Correct, the technical answer is yes, but it may be at an insignificant level. Meaning that if the only effect of increased humidity were a greater heat capacity, you might not notice a significant difference. The driving factor as to why you feel warmer is likely the reduction in evaporation. 

And I am also not sure that a humid room will retain its heat longer. Water vapor significantly increases the conductivity of air, meaning it will heat and cool faster, which may weight out the fact that it holds more heat to begin with. There is a point at which comparing water vapor to a body of water is no longer valid.


----------



## logger (Jan 5, 2012)

Geeks. lol


----------



## PA Fire Bug (Jan 5, 2012)

We've been running a 14 gallon Kennmore humidifier, http://www.sears.com/shc/s/p_10153_12605_03215420000P?prdNo=1&blockNo=1&blockType=G1, for the past week.  Stove top steamers, small humidifiers and drying all of our laundry indoors did not produce enough humidity to reduce dry throat and sinus issues.  I don't notice a difference in comfort like I do when the humidity is high in the summer but we are expecting to benefit from less colds.

So far, so good.  The unit has two plastic tanks that hold 3 gallons each.  I still keep water in the stove top steamers, at least for now and you can't beat drying clothes without running the electric dryer with the electricity sucking 220 volt plug.  Some of the plain Mennonites in our area hang laundry outside even when it is foggy or even raining.  I know that clothes will dry at temps below freezing but not when the relative humidity is 100%.  I guess they have more clothes than can fit on a drying rack.


----------



## Hass (Jan 6, 2012)

I know a dehumidifier produces heat.... mine is a 45pint and uses 600w... so a good amount of that comes back as heat. I ran one in the basement 24/7 before I had my stove up and running... would keep the basement toasty (only 80sq/ft), and the kitchen floor above it warm.


----------



## Oldhippie (Jan 6, 2012)

pen said:
			
		

> Most say that moister air will feel more comfortable and therefore feel warmer.
> 
> For me, I humidify to keep the wife from walking around w/ wads of tissue stuck in her nose.
> 
> pen



What do you use for a humidifier? Any suggestions?


----------



## LLigetfa (Jan 6, 2012)

Hass said:
			
		

> I know a dehumidifier produces heat.... mine is a 45pint and uses 600w... so a good amount of that comes back as heat...

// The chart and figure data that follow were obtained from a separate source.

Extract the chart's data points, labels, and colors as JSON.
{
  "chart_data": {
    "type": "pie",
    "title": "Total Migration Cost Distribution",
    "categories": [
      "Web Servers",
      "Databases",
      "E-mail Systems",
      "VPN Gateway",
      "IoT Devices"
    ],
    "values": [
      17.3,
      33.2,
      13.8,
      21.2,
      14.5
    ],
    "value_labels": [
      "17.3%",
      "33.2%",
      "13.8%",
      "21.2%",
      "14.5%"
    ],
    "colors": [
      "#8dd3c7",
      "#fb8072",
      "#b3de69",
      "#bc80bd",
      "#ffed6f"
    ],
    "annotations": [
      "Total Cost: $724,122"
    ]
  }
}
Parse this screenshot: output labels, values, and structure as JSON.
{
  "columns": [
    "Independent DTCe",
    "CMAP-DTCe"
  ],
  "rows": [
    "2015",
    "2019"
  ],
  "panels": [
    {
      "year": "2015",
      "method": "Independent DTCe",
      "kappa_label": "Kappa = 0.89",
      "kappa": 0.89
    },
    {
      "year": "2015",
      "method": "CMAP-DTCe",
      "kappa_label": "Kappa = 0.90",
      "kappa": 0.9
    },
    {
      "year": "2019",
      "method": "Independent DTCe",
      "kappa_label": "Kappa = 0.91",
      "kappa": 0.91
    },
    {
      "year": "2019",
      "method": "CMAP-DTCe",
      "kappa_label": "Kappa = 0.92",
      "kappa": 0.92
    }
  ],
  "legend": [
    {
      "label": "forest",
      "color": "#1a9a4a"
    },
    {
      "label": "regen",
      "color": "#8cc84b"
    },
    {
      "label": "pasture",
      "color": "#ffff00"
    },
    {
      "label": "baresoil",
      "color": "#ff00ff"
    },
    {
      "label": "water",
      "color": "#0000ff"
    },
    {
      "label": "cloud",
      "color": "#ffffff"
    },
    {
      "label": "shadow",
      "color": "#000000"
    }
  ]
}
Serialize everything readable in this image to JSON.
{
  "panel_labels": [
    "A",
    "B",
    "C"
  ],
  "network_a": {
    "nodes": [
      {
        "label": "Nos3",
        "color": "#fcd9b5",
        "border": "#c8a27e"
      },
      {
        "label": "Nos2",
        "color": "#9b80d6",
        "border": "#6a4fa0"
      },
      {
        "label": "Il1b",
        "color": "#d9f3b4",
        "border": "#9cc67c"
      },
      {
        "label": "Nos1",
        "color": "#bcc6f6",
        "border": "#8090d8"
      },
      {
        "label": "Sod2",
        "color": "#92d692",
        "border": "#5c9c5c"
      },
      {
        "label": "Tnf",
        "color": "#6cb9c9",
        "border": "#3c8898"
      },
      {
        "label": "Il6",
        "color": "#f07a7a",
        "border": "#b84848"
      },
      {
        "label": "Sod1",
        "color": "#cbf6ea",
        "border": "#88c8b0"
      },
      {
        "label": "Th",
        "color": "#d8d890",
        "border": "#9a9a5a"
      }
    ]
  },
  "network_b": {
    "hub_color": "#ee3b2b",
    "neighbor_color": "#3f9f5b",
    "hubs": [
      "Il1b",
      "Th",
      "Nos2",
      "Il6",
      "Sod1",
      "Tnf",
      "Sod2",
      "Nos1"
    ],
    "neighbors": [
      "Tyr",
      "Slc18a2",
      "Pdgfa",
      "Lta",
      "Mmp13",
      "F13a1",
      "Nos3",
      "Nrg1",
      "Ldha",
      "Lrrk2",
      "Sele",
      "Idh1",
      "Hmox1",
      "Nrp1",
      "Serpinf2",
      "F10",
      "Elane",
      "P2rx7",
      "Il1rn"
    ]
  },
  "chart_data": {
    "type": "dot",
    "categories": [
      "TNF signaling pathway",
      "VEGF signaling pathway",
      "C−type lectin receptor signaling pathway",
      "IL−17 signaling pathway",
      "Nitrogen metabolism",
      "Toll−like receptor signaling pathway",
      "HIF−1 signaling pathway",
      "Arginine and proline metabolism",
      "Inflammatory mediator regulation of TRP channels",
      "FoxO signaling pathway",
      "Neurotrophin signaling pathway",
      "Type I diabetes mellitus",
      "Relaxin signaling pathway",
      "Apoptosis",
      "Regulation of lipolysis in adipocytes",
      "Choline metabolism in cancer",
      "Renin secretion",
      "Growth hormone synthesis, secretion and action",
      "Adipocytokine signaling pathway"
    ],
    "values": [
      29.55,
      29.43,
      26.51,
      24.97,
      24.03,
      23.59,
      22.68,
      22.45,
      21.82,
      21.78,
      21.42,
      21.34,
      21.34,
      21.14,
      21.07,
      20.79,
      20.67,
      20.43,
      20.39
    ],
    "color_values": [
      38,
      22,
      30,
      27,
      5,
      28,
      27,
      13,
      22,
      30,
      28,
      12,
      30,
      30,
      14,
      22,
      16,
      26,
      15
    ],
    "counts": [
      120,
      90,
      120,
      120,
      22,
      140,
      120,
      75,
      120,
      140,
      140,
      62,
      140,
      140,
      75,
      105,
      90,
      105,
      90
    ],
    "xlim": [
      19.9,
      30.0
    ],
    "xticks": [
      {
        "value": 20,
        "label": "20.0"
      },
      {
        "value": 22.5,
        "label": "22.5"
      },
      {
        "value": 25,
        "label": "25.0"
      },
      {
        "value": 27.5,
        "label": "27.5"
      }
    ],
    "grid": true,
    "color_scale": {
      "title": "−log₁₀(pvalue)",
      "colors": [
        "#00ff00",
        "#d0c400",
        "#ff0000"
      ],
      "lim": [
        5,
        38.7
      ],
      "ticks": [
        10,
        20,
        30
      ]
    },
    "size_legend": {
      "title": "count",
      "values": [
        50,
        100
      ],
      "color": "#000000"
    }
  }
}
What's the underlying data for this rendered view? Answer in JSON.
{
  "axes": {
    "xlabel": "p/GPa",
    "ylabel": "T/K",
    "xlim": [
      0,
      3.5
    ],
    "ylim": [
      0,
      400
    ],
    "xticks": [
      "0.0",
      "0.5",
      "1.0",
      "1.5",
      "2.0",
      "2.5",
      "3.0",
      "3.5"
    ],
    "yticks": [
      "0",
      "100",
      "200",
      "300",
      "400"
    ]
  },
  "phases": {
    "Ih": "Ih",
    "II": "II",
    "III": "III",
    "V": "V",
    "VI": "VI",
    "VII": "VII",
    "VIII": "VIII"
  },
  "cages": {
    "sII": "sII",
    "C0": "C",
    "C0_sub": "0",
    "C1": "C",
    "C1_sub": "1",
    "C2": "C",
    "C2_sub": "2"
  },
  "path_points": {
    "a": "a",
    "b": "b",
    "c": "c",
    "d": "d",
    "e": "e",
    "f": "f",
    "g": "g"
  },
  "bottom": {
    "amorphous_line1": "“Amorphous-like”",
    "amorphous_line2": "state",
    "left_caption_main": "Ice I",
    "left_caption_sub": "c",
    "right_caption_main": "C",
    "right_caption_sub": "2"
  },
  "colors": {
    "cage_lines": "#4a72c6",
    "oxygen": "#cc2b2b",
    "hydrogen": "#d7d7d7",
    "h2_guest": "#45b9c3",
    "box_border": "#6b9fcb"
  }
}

There are different technologies to put water into the air.  When water is vapourized, it said to have gone through a state (or phase) change and this change absorbs heat causing a cooling action.  This evaporative cooling action is used to advantage in cool misters and swamp coolers.  Room humidifiers that don't use heat will actually cool the room.

970 BTUs per pound is used to change the state from water to vapour so 8080 BTUs per gallon must come from somewhere else if not from the humidifier.


----------



## rwhite (Jan 6, 2012)

I use a small Vicks $29 model. On low it's barely audible and uses about a gallon a day. I usually keep it on the floor and on low but when I leave I'll sometimes set it up on the coffee table and run on high. Seems to do a decent job filtering the air.


----------